Prens yürekten, derin bir sitemle,
— Siz de utanmıyorsunuz bile! diye haykırdı. Hiç de şu anda görünmeye çalıştığınız insan değilsiniz siz!
Nastasya Filippovna şaşırdı, gülümsedi, ama gülümsemesinin altında başka bir şeyi saklamaya çalışıyormuş gibi biraz şaşkın, Gavrila'ya baktı ve çıktı konuk salonundan. Ama antreye varmadan birden geri döndü, çabuk adımlarla Nina Aleksandrovna'nın yanına gitti, elini alıp dudaklarına götürdü. Çabuk çabuk konuşarak, heyecanla, yüzü kıpkırmızı, fısıldadı ona:
— Prens doğru söyledi, gerçekte hiç de böyle biri değilim...
Sonra döndü, hemen çıktı konuk salonundan.
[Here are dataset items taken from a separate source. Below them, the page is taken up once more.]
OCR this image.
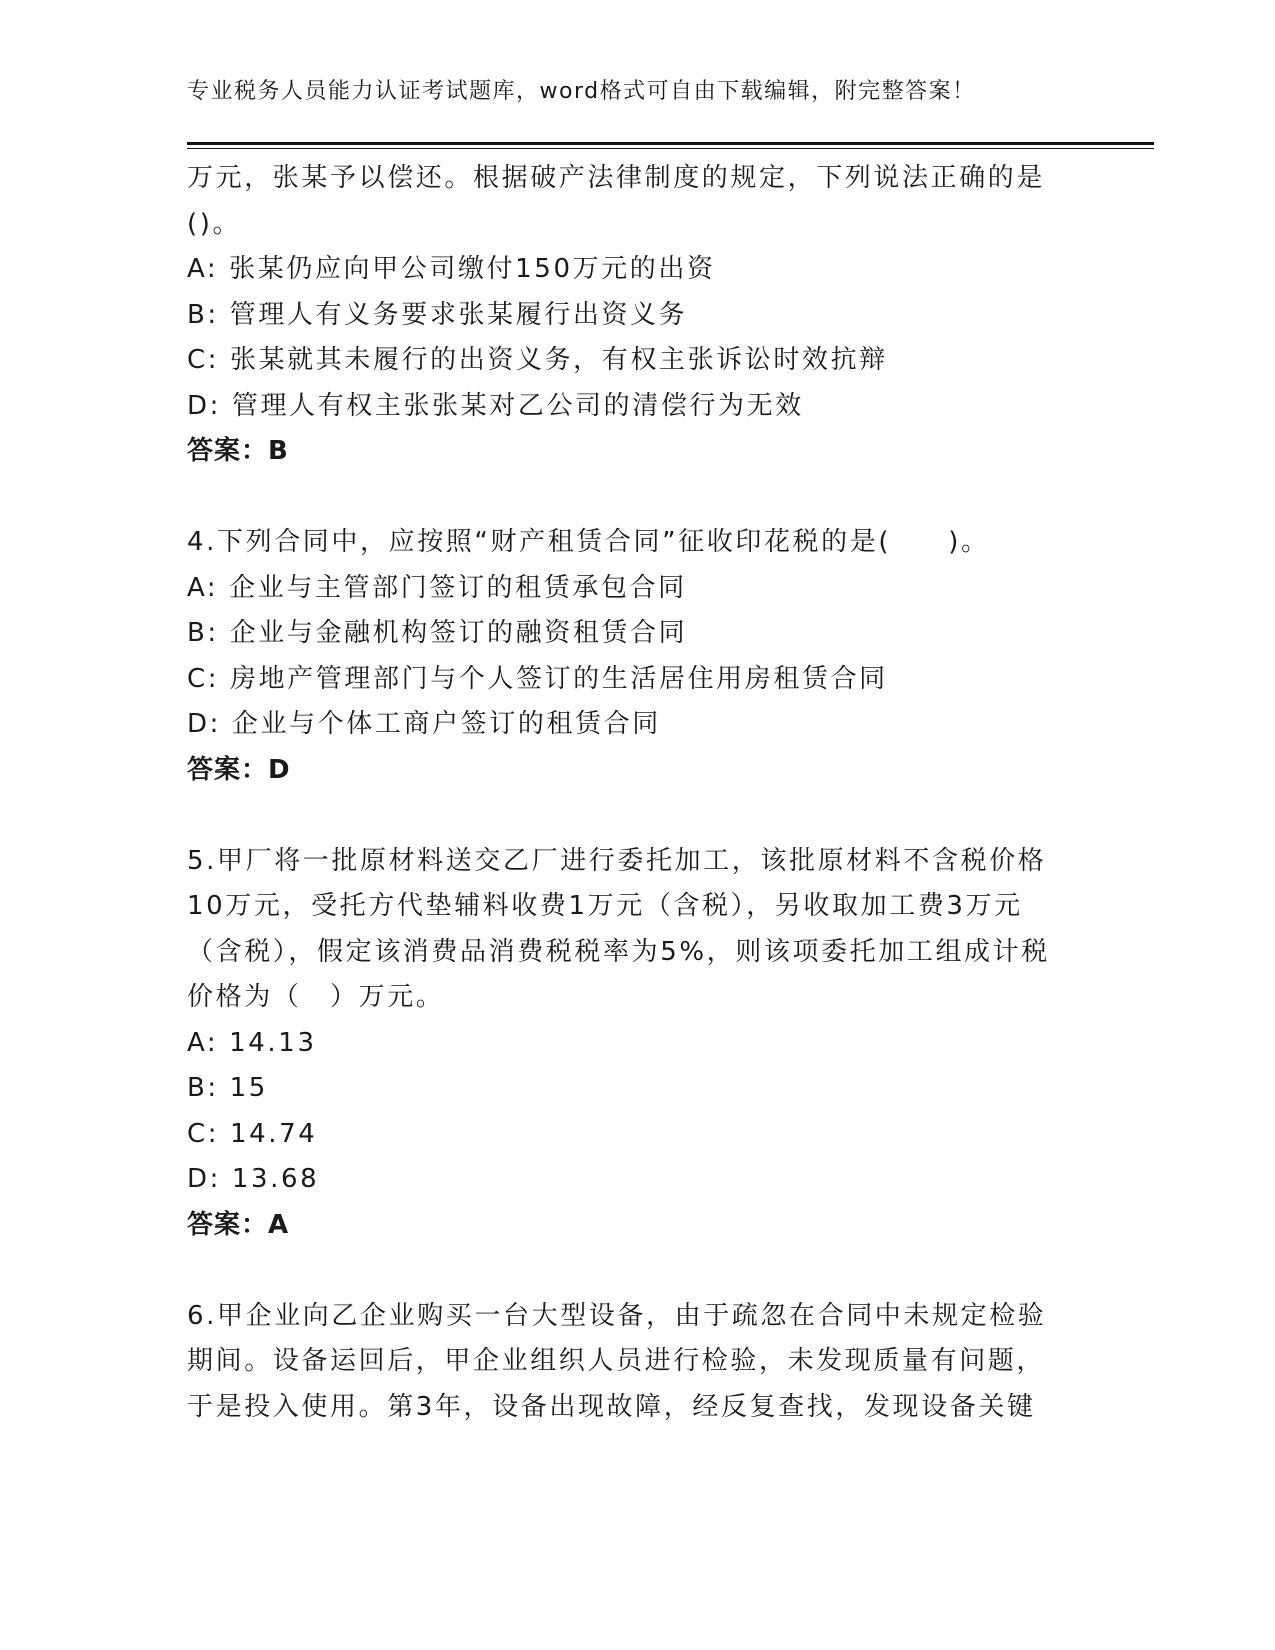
专业税务人员能力认证考试题库，word格式可自由下载编辑，附完整答案！
万元，张某予以偿还。根据破产法律制度的规定，下列说法正确的是
()。
A: 张某仍应向甲公司缴付150万元的出资
B: 管理人有义务要求张某履行出资义务
C: 张某就其未履行的出资义务，有权主张诉讼时效抗辩
D: 管理人有权主张张某对乙公司的清偿行为无效
答案：B
4.下列合同中，应按照“财产租赁合同”征收印花税的是(　　)。
A: 企业与主管部门签订的租赁承包合同
B: 企业与金融机构签订的融资租赁合同
C: 房地产管理部门与个人签订的生活居住用房租赁合同
D: 企业与个体工商户签订的租赁合同
答案：D
5.甲厂将一批原材料送交乙厂进行委托加工，该批原材料不含税价格
10万元，受托方代垫辅料收费1万元（含税），另收取加工费3万元
（含税），假定该消费品消费税税率为5%，则该项委托加工组成计税
价格为（　）万元。
A: 14.13
B: 15
C: 14.74
D: 13.68
答案：A
6.甲企业向乙企业购买一台大型设备，由于疏忽在合同中未规定检验
期间。设备运回后，甲企业组织人员进行检验，未发现质量有问题，
于是投入使用。第3年，设备出现故障，经反复查找，发现设备关键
Bu kez öylesine çabuk çıkmıştı ki, onun neden geri geldiğini kimse anlayamamıştı. Yalnızca onun Nina Aleksandrovna'ya bir şeyler fısıldadığını ve galiba elini de öptüğünü görmüşlerdi, o kadar. Ama Varvara her şeyi görmüş, duymuştu; hayretle Nastasya Filippovna'nın arkasından bakıyordu.
Gavrila Nastasya Filippovna'yı geçirmek için arkasından koştu, ama o bu arada dış kapıdan çoktan çıkmıştı. Merdivende yetişti ona Gavrila.
— Hayır, geçirmeyin beni! diye haykırdı Nastasya Filippovna. Hoşça kalın, akşama görüşürüz! Mutlaka bekliyorum, duydunuz beni, değil mi?
Gavrila şaşkın, dalgın döndü konuk salonuna. Ağır bir soru öncekinden daha da ağır olarak taş gibi oturmuştu yüreğine. Prens de hayal gibi geçmişti önünden... Öylesine kendinde değildi ki, Rogojin'in arkasından koşturan çetesindekilerin onu evin kapısında sıkıştırarak yanından geçtiklerini bile zorlukla fark etmişti. Hepsi bir ağızdan yüksek sesle bir şeyler konuşuyorlardı. Rogojin en önde Ptitsın'la yan yana yürüyor, ona ısrarla, besbelli önemli ve acil bir konuda bir şeyler söylüyordu.
Gavrila'nın yanından geçerken,
— Kaybettin Gavrilacık! diye haykırmıştı.
Gavrila endişeli bakmıştı arkasından.